Julien Péron, Denis Maillet, and Benoit You, Centre Hospitalier Lyon-Sud, Hospices Civils de Lyon, Pierre-Bénite; Julien Péron, Hospices Civils de Lyon; Julien Péron and Benoit You, Université de Lyon, Lyon; Julien Péron, Centre National de la Recherche Scientifique Unité Mixte de Recherche 5558, Laboratoire de Biométrie et Biologie Evolutive, Equipe Biostatistique-Santé, Villeurbanne; Benoit You, EMR UCBL/HCL 3738, Faculté de Médecine Lyon-Sud, Oullins, France; Hui K. Gan, Joint Austin-Ludwig Oncology Unit, Austin Hospital, Melbourne, Victoria, Australia; Eric X. Chen, Princess Margaret Hospital, University Health Network; and Eric X. Chen, University of Toronto, Toronto, Ontario, Canada.
J Clin Oncol. 2013 Nov 1;31(31):3957-63. doi: 10.1200/JCO.2013.49.3981. Epub 2013 Sep 23.
The Consolidated Standards of Reporting Trials (CONSORT) guidance was extended in 2004 to provide a set of 10 specific and comprehensive guidelines regarding adverse event (AE) reporting in randomized clinical trials (RCTs). Limited data exist regarding adherence to these guidelines in publications of oncology RCTs.
All phase III RCTs published between 2007 and 2011 were reviewed using a 16-point AE reporting quality score (AERQS) based on the 2004 CONSORT extension. Multivariable linear regression was used to identify features associated with improved reporting quality.

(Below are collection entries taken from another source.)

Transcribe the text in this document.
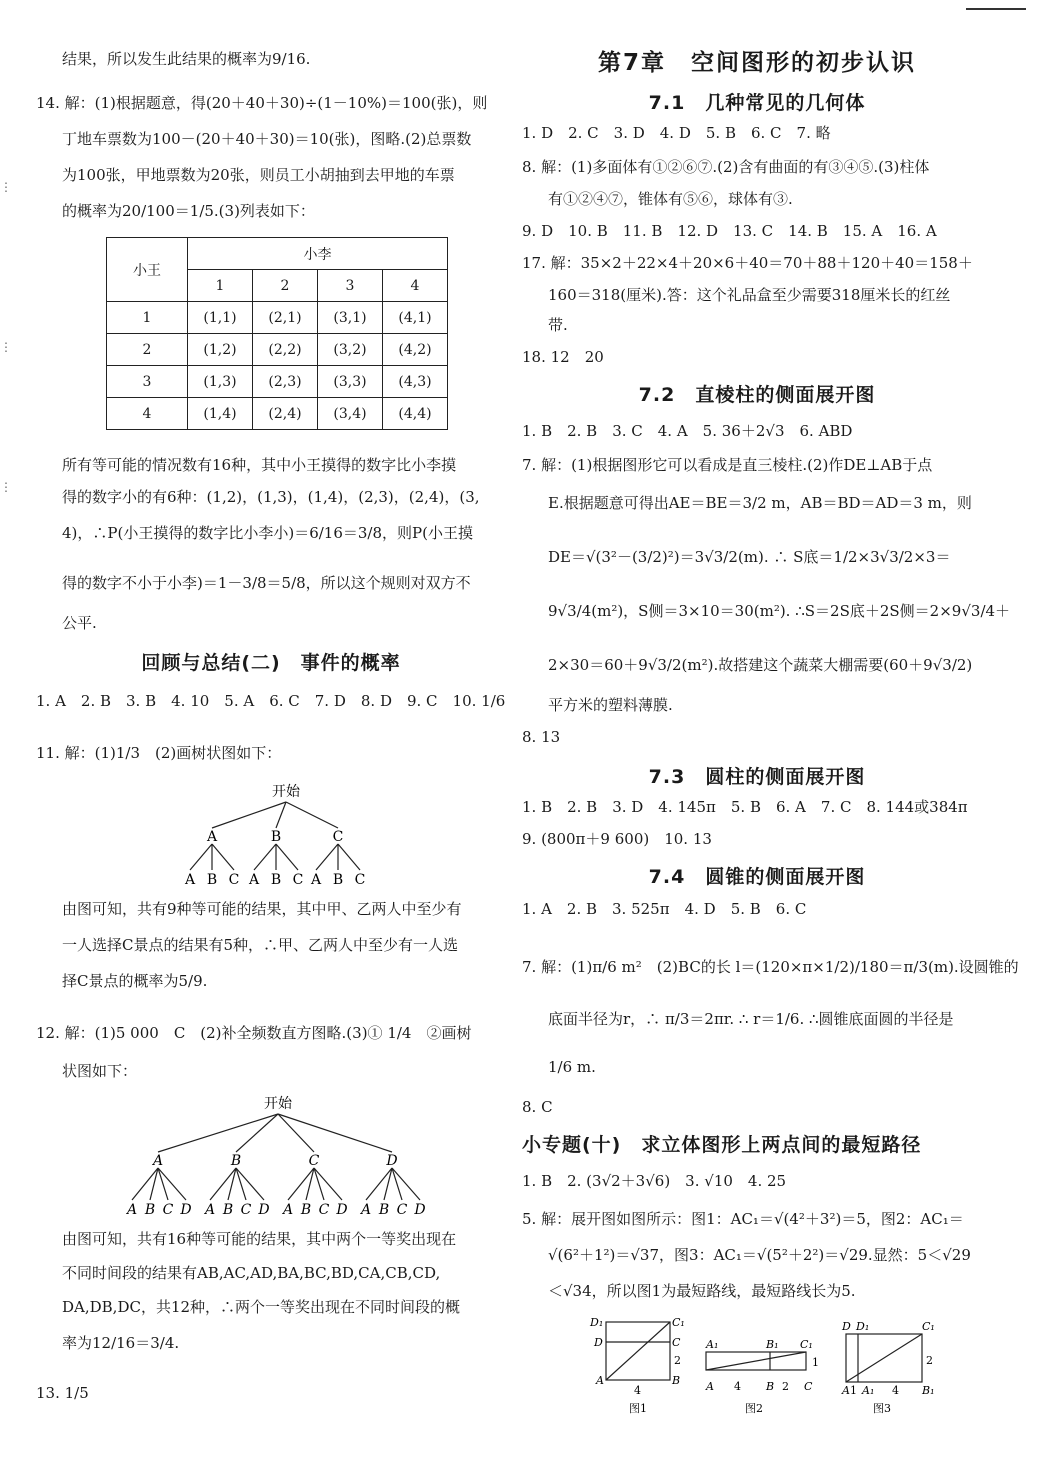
⋮
⋮
⋮
结果，所以发生此结果的概率为9/16.
14. 解：(1)根据题意，得(20＋40＋30)÷(1－10%)＝100(张)，则
丁地车票数为100－(20＋40＋30)＝10(张)，图略.(2)总票数
为100张，甲地票数为20张，则员工小胡抽到去甲地的车票
的概率为20/100＝1/5.(3)列表如下：
小王	小李			
	1	2	3	4
1	(1,1)	(2,1)	(3,1)	(4,1)
2	(1,2)	(2,2)	(3,2)	(4,2)
3	(1,3)	(2,3)	(3,3)	(4,3)
4	(1,4)	(2,4)	(3,4)	(4,4)
所有等可能的情况数有16种，其中小王摸得的数字比小李摸
得的数字小的有6种：(1,2)，(1,3)，(1,4)，(2,3)，(2,4)，(3,
4)，∴P(小王摸得的数字比小李小)＝6/16＝3/8，则P(小王摸
得的数字不小于小李)＝1－3/8＝5/8，所以这个规则对双方不
公平.
回顾与总结(二)　事件的概率
1. A　2. B　3. B　4. 10　5. A　6. C　7. D　8. D　9. C　10. 1/6
11. 解：(1)1/3　(2)画树状图如下：
开始
A	B	C
A B C A B C A B C
由图可知，共有9种等可能的结果，其中甲、乙两人中至少有
一人选择C景点的结果有5种，∴甲、乙两人中至少有一人选
择C景点的概率为5/9.
12. 解：(1)5 000　C　(2)补全频数直方图略.(3)① 1/4　②画树
状图如下：
开始
A	B	C	D
A B C D A B C D A B C D A B C D
由图可知，共有16种等可能的结果，其中两个一等奖出现在
不同时间段的结果有AB,AC,AD,BA,BC,BD,CA,CB,CD,
DA,DB,DC，共12种，∴两个一等奖出现在不同时间段的概
率为12/16＝3/4.
13. 1/5
第7章　空间图形的初步认识
7.1　几种常见的几何体
1. D　2. C　3. D　4. D　5. B　6. C　7. 略
8. 解：(1)多面体有①②⑥⑦.(2)含有曲面的有③④⑤.(3)柱体
有①②④⑦，锥体有⑤⑥，球体有③.
9. D　10. B　11. B　12. D　13. C　14. B　15. A　16. A
17. 解：35×2＋22×4＋20×6＋40＝70＋88＋120＋40＝158＋
160＝318(厘米).答：这个礼品盒至少需要318厘米长的红丝
带.
18. 12　20
7.2　直棱柱的侧面展开图
1. B　2. B　3. C　4. A　5. 36＋2√3　6. ABD
7. 解：(1)根据图形它可以看成是直三棱柱.(2)作DE⊥AB于点
E.根据题意可得出AE＝BE＝3/2 m，AB＝BD＝AD＝3 m，则
DE＝√(3²－(3/2)²)＝3√3/2(m). ∴ S底＝1/2×3√3/2×3＝
9√3/4(m²)，S侧＝3×10＝30(m²). ∴S＝2S底＋2S侧＝2×9√3/4＋
2×30＝60＋9√3/2(m²).故搭建这个蔬菜大棚需要(60＋9√3/2)
平方米的塑料薄膜.
8. 13
7.3　圆柱的侧面展开图
1. B　2. B　3. D　4. 145π　5. B　6. A　7. C　8. 144或384π
9. (800π＋9 600)　10. 13
7.4　圆锥的侧面展开图
1. A　2. B　3. 525π　4. D　5. B　6. C
7. 解：(1)π/6 m²　(2)BC的长 l＝(120×π×1/2)/180＝π/3(m).设圆锥的
底面半径为r，∴ π/3＝2πr. ∴ r＝1/6. ∴圆锥底面圆的半径是
1/6 m.
8. C
小专题(十)　求立体图形上两点间的最短路径
1. B　2. (3√2＋3√6)　3. √10　4. 25
5. 解：展开图如图所示：图1：AC₁＝√(4²＋3²)＝5，图2：AC₁＝
√(6²＋1²)＝√37，图3：AC₁＝√(5²＋2²)＝√29.显然：5＜√29
＜√34，所以图1为最短路线，最短路线长为5.
D₁	C₁
D	C
A	B
A₁	B₁ C₁
A	B	C
D D₁	C₁
A A₁	B₁
2
4	4	2
1
1	4
2
图1	图2	图3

A total of 325 RCTs were reviewed. The mean AERQS was 10.1 on a 16-point scale. The most common items that were poorly reported were the methodology of AE collection (adequately reported in only 10% of studies), the description of AE characteristics leading to withdrawals (15%), and whether AEs are attributed to trial interventions (38%). Even when reported, the methods of AE collection and analysis were highly heterogeneous. The multivariable regression model revealed that industry funding, intercontinental trials, and trials in the metastatic setting were predictors of higher AERQS. The quality of AE reporting did not improve significantly over time and was not better among articles published in journals with a high impact factor.
Our findings show that some methodologic aspects of AE collection and analysis were poorly reported. Given the importance of AEs in evaluating new treatments, authors should be encouraged to adhere to the 2004 CONSORT guidelines regarding AE reporting.
2004 年,《临床试验报告统一标准》(CONSORT)指南进行了扩展,提供了一套关于随机临床试验(RCT)中不良事件(AE)报告的 10 项具体和全面的指南。关于这些指南在肿瘤 RCT 出版物中的遵循情况,相关数据有限。
使用基于 2004 年 CONSORT 扩展的 16 点不良事件报告质量评分(AERQS),对 2007 年至 2011 年期间发表的所有 III 期 RCT 进行了回顾。使用多变量线性回归来确定与改善报告质量相关的特征。
共审查了 325 项 RCT。AERQS 的平均得分为 16 分制的 10.1 分。报告最差的常见项目是 AE 收集方法(仅有 10%的研究充分报告)、导致退出的 AE 特征描述(15%)以及 AE 是否归因于试验干预(38%)。即使有报告,AE 收集和分析的方法也高度异质。多变量回归模型显示,工业资助、洲际试验和转移性疾病试验是 AERQS 较高的预测因素。AE 报告的质量并没有随着时间的推移而显著提高,在高影响因子期刊上发表的文章中也没有更好。
我们的研究结果表明,AE 收集和分析的某些方法学方面报告较差。鉴于 AE 在评估新治疗方法中的重要性,应鼓励作者遵守 2004 年 CONSORT 指南关于 AE 报告的规定。